# Love my wife, but still seriously considering divorce



## Doug Harris (Apr 3, 2017)

My wife and I have had our ups and downs, but things have gotten really bad. Before we got married I was set to go back to school to do a work placement program at the community college when my wife got into law school. Law school everything was great and we had our first child. After law school she found a what seemed like a great job with a highly respected local attorney who said she would eventually become a 50 50 partner if everything works out.

That is where things went wrong. 2 1/2 years later my wife was let go and my wife decided to start her own practice. We knew that there would be wild swings at first and there were. Now the wild swings aren't wild, but more like a pendulum losing momentum. 

Utilities were getting turned off every month and when I would ask what is going on it was always it is turning around. I decided to drive Uber on Friday and Saturday night. At that point I said she should consider finding a job at an established firm and close down the business. She said that would make her a failure and what kind of example would that be for our daughters. 

I was able to get all our bills caught up when the shutdown started. My wife said she had a big injection of money she guessed from clients making sure she was paid. We said with the cash, mortgage assistance, the stimulus, and the 600 dollars on top of the regular unemployment we were going to be more than fine.

Fast forward to this past weekend. She hasn't brought in any real money in months, the mortgage help ended awhile ago so the mortgage hasn't been paid in months, and everything has been spent. 
She then went to her parent's house for about a week to help her Mom clean out their old trailer so her Mom's brother can move in. 

While they were gone i had a massive panic attack and had to go to the ER. While she was there she took out a loan to pay the back mortgage. 

I am scared for my kids and my future. Her parents have zero retirement savings and with her father's age and declining health he has less than 5 yrs of being able to work. What scares me the most is that my wife and her sister continue to use their parents as more than a safety net. 

I am scared that if we lose the house she will move back to her parent's which i won't do since we don't get along. I am also scared of a bailout from her parents because this will cause bigger problems down the road like them controlling us and my wife will keep going until the day her parents can't bailout her out and we will be worse off than we are now. 

I do love my wife, but she is drowning and bringing us down with her. My mom and two of my friends have both said I need to consider leaving.


----------



## Mr.Married (Feb 21, 2018)

I would lay it all out on the line and tell her exactly how you feel.

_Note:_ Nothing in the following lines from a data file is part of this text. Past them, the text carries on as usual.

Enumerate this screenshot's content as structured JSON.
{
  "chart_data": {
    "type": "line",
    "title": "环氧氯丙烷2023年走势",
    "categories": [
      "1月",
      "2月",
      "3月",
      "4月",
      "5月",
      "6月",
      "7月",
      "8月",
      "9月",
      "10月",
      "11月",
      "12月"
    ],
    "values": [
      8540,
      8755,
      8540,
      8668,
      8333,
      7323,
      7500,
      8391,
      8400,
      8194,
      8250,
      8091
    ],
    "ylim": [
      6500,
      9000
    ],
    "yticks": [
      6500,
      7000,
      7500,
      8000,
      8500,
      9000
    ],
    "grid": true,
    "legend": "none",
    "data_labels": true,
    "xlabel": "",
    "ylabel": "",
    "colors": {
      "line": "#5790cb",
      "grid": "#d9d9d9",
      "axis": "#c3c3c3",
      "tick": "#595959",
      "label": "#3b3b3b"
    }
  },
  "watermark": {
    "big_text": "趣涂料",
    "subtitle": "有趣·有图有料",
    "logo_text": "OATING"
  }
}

Maybe something like this:
“Honey... I love you so much and I’m glad we made a life together that lasted this long. Unfortunately there has been some drastic changes in our life that will vastly affect both the children and my life. As a responsible adult I need you to either get a real job or take care of our kids so I can get a real job. The current situation of your failing enterprise and codependency on your parents is no longer acceptable. Our marriage is at stake in regards to this required action. “


----------



## Doug Harris (Apr 3, 2017)

The only thing she will remember me saying is "Our marriage is at stake in regards to this required action“.

The issue now with her finding a job is now there really isn't any. In fact many of the established firms are having to diversify more than they are already to find clients. The time to have done it was when I said it almost a year ago. 

I have brought up the codependency on her parents many times and all I ever hear us "without my parents we wouldn't have a house". The problem is we would have been better off if we never had bought the house because we were never really able to afford it. 

If I do leave her parents will say "Doug is breaking his vows because for better or worse". But my wife took out a loan without consulting me. The loan to pay off the back mortgage would be a good idea if there was a solid plan to pay it back, but there isn't. This wasn't the first time either she bought a car we couldn't afford because her parents told her to. 

I dont consider this better or worse. This is someone who A) was never really married in the first place I was just a child her parents adopted and B) selfishly is drowning not only herself, but everyone around her.


----------



## LisaDiane (Jul 22, 2019)

Well, if you love her and don't want to lose your marriage AND your house, you have to do SOMETHING...have you spoken to her yet...?? It doesn't matter HOW she reacts to you, you need to give her a reality-check...how about if YOU just go get a job? What she tells her parents or how it looks to them or for her business has NO bearing on the fact that there is NO money, and if she isn't willing to contribute, then you have got to!


----------



## aine (Feb 15, 2014)

@Doug Harris how old are your children?
Do you work or is all the finances on your wife? How are you contributing financially?
Why are you not more involved in the financial decision making? Is it because you are not contributing and finances are all on her and then she turns to her family for support? Maybe I have read that wrong?

To my mind, a couple need to be both contributing and discussing these issues. From what little you have posted, it appears when times are good you are in the marriage but now times are bad you are out.


----------